Ia adalah salah seorang anak kecil yang ditawan (oleh pasukan Ubaidillah bin Ziyad) pada peristiwa berdarah Karbala`. Pada waktu itu ia masih berusia 3,6 tahun dan 10 hari.
Imam Baqir a.s. dikenal karena keluasan ilmu dan takwanya. Ia selalu menjadi rujukan muslimin dalam setiap problema. Keberadaan Imam Baqir a.s. adalah sebuah pengantar bagi perbaikan umat. Masyarakat mengenalnya sebagai putra orang-orang luhur yang rela mengorbankan jiwa dan raga mereka demi mencegah penyelewengan umat yang hampir saja memusnahkan Islam. Dengan pengorbanan mereka ini, diharapkan muslimin dapat mengetahui bahwa para penguasa yang memerintah atas nama Islam tidak seperti kenyataan di alam realita. Mereka tidak pernah mau untuk memprak tekkan Islam dalam pemerintahan mereka.
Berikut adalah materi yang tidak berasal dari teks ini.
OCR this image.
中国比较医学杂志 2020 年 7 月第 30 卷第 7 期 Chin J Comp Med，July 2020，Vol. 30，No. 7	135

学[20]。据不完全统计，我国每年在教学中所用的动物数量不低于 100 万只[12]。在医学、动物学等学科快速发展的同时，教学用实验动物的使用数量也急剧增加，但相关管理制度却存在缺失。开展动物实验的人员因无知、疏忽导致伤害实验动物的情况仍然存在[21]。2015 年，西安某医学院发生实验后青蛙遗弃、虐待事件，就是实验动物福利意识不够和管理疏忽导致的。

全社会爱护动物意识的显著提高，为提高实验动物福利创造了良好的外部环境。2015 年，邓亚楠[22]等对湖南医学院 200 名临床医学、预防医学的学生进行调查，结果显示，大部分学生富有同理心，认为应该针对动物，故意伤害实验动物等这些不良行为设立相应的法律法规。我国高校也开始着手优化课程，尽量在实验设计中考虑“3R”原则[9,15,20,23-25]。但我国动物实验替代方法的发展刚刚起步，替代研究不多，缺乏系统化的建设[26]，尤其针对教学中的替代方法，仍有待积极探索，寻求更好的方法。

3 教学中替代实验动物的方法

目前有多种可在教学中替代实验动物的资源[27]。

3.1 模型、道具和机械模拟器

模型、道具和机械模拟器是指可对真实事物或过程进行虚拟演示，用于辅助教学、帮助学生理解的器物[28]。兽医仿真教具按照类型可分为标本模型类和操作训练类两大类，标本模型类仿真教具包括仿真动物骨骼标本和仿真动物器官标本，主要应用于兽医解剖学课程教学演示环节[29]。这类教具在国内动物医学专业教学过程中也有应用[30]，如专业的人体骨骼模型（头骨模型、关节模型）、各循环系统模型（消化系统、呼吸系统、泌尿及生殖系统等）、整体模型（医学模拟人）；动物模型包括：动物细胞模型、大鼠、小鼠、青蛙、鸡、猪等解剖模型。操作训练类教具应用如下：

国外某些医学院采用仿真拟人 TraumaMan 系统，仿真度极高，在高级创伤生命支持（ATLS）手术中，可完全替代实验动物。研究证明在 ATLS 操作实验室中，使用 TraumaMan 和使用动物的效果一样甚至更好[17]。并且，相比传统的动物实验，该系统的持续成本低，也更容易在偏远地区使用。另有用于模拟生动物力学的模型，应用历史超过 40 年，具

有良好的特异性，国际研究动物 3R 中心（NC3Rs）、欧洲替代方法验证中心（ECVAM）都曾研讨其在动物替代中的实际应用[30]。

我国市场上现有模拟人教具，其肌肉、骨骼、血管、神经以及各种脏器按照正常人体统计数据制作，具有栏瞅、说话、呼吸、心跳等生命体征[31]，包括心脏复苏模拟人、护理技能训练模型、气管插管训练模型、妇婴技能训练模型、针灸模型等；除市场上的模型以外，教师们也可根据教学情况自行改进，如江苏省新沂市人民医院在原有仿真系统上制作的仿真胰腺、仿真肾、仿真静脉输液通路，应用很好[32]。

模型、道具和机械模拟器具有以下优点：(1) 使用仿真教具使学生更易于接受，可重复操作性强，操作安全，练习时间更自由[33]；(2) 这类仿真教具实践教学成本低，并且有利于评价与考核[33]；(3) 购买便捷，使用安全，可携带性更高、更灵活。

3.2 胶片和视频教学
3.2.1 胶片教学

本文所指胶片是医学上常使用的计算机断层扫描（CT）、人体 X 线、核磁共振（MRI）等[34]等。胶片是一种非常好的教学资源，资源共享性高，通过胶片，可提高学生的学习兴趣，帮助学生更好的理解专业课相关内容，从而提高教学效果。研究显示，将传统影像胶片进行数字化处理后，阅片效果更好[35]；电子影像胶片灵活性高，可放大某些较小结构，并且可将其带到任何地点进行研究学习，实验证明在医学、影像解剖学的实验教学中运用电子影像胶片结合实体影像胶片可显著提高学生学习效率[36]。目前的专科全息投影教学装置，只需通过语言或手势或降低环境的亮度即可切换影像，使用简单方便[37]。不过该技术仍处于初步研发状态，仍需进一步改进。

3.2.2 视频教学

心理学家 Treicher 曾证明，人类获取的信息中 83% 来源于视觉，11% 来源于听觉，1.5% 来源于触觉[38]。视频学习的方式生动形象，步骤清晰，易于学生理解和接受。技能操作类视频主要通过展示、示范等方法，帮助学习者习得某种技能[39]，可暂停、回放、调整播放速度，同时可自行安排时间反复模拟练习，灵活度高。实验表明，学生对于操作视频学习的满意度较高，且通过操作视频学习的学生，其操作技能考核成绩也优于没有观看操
Imam Baqir a.s. mengambil keputusan untuk meng- ekspos penyelewengan para penguasa dari garis Islam tersebut kepada khalayak ramai, dan memahamkan kepada mereka bahwa peristiwa itu bukan sekedar mimpi belaka.
Hisyam bin Abdul Malik, seorang khalifah dinasti Bani Umaiyah ketika melihat Imam Baqir a.s. dan bertanya siapakah dia, masyarakat di sekelilingnya menjawab bahwa ia adalah seorang yang dikagumi oleh penduduk Kufah. Orang ini adalah pemimpin Irak.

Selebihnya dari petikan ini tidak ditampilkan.